La cuestión es que el Pato hizo unas indicaciones y el equipo cambió. Pero era un 4 a cero difícil de remontar. Ellos se empezaron a meter atrás y nos metían unos contraataques que daban miedo. A los 15 del segundo el Bocha me la toca, hago una pared con Mariano, me la tira larga, llego, lo esquivo con un caño a , creo que era Higuain, uno de esos, no sé. Miro al arquero, y le clavo en el ángulo superior derecho un tremendo gol. Pero eran 4 a 1 recién. Ni bien sacan del medio, Luis la vuelve a perder, la lleva Mariano que, en un rapto de habilidad, deja a tres en el camino y cuando le sale Fillol la mete abajo, cerca del palo contrario, suave, como los que saben. Cuatro a 2. Quedaban 10 minutos, la hinchada se volvía, el estadio se venia abajo y mi relato se comenzó a entusiasmar. Era toque y toque. Entre el Bocha, Maranga, el Gringo y yo, sobretodo, fuimos copando el sector de River hasta que llega el tercero. Un 4 a 3 sellado por Barberón gracias a un pase milimétrico que le pone el Bocha. 4 a 3! Y quedaban 3 minutos.

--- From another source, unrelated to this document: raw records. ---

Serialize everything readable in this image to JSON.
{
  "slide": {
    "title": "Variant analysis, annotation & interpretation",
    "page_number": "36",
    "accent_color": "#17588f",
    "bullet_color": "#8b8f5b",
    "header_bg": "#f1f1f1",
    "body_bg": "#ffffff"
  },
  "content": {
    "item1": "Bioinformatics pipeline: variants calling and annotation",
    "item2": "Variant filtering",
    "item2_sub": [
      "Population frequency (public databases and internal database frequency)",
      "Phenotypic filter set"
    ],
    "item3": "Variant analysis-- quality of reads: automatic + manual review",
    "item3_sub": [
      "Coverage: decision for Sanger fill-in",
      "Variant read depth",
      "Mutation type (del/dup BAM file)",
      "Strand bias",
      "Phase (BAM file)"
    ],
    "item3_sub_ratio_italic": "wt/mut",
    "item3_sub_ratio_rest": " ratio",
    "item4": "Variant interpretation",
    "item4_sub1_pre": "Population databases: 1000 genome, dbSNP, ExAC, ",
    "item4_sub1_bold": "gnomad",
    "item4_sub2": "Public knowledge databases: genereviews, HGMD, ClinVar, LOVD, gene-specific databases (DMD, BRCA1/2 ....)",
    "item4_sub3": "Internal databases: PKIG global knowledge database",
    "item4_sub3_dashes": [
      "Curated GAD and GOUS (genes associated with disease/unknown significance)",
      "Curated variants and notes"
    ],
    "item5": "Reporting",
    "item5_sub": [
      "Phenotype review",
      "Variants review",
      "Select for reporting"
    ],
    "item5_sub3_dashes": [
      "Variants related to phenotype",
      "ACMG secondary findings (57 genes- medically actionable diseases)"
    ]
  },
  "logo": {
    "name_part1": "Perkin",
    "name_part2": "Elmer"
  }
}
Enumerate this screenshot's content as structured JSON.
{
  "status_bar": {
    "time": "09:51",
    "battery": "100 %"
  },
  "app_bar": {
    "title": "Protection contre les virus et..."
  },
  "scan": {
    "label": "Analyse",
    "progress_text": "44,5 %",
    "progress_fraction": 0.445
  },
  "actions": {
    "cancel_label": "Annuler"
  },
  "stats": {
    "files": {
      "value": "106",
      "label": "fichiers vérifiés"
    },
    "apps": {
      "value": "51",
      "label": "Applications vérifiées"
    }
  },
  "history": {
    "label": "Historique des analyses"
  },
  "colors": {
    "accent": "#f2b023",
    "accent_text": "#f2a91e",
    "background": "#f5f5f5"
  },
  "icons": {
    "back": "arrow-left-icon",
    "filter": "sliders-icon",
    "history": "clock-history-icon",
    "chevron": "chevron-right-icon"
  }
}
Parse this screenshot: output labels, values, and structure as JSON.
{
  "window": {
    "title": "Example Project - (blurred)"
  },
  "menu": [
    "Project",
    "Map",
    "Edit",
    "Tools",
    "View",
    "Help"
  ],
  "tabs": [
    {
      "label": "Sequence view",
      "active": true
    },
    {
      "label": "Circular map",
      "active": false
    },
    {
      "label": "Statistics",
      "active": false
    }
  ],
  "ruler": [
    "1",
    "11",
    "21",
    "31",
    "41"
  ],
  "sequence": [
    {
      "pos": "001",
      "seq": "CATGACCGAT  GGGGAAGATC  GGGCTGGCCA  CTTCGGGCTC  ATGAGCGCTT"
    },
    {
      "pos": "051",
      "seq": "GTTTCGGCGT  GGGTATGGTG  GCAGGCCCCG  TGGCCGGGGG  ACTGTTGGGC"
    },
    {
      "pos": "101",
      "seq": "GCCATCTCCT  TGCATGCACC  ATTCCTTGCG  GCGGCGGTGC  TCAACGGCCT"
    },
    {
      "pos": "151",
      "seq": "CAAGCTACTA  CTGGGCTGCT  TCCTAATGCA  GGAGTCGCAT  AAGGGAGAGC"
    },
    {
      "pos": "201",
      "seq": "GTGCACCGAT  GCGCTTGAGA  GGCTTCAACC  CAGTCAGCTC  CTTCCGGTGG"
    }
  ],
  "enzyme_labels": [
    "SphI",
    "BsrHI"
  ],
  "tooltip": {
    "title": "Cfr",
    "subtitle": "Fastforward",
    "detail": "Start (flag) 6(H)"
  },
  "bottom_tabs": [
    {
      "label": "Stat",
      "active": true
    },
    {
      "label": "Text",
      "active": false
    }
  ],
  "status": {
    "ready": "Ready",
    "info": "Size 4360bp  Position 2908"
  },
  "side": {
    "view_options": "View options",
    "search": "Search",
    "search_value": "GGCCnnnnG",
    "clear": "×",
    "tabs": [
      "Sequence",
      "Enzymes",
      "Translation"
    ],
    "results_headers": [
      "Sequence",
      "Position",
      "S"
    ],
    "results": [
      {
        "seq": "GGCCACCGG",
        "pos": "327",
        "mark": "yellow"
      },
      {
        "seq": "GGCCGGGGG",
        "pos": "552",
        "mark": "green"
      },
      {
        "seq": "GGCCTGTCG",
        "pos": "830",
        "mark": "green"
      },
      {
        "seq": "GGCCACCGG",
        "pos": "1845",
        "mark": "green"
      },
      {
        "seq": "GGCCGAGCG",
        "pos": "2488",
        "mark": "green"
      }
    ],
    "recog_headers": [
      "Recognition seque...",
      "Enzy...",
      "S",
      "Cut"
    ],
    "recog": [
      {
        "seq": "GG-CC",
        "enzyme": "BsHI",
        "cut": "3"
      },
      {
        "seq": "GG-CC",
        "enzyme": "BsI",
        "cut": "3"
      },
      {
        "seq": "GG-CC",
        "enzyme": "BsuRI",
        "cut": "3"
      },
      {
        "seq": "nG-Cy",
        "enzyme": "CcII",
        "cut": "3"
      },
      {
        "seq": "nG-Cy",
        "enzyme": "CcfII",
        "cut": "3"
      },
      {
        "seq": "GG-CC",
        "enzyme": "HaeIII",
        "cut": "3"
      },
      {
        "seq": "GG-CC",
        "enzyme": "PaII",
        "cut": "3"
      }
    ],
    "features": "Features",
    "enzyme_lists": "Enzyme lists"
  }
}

El tema es que fue ahí que pasó lo que nadie nunca me creyó ni me va a creer. Ya eran las 17 y 45 y mi vieja pide el cambio. Teníamos que ir a lo de mi abuela. La miro con gesto de “A mi?”. Sí, a vos. La hinchada me despidió con una ovación, coreando mi apellido. Pannunzio, Pannunzio... Me retiré del campo corriendo y saludando a la tribuna.
Pero eso no terminó ahí. Por que lo que pasó es increíble, lo sé. Y sé que nadie me lo va a creer. Igual yo se lo cuento. Cuando yo salía, allá, en el sector medio de la cancha, mostrándole los botines al juez de línea para entrar y reemplazarme, estaba, se lo juro por Dios!, el mismísimo Diego Maradona. Pero era él de en serio! Se entiende? Ma-ra-do-na, de carne y hueso, ahí, en el patio de baldosas de mi casa. Llego a él, me da un beso y entra con un pique al campo de juego. Yo me fui rengueando por la lesión de la rodilla que me dejaría para siempre fuera del fútbol. Ese fue mi último partido. El Diego lo empató y lo ganó a los 45 del segundo tiempo: 5 a 4. Pero yo ya no estaba ahí. Mientras me iba por el túnel, pude ver la silla vacía de Lucía.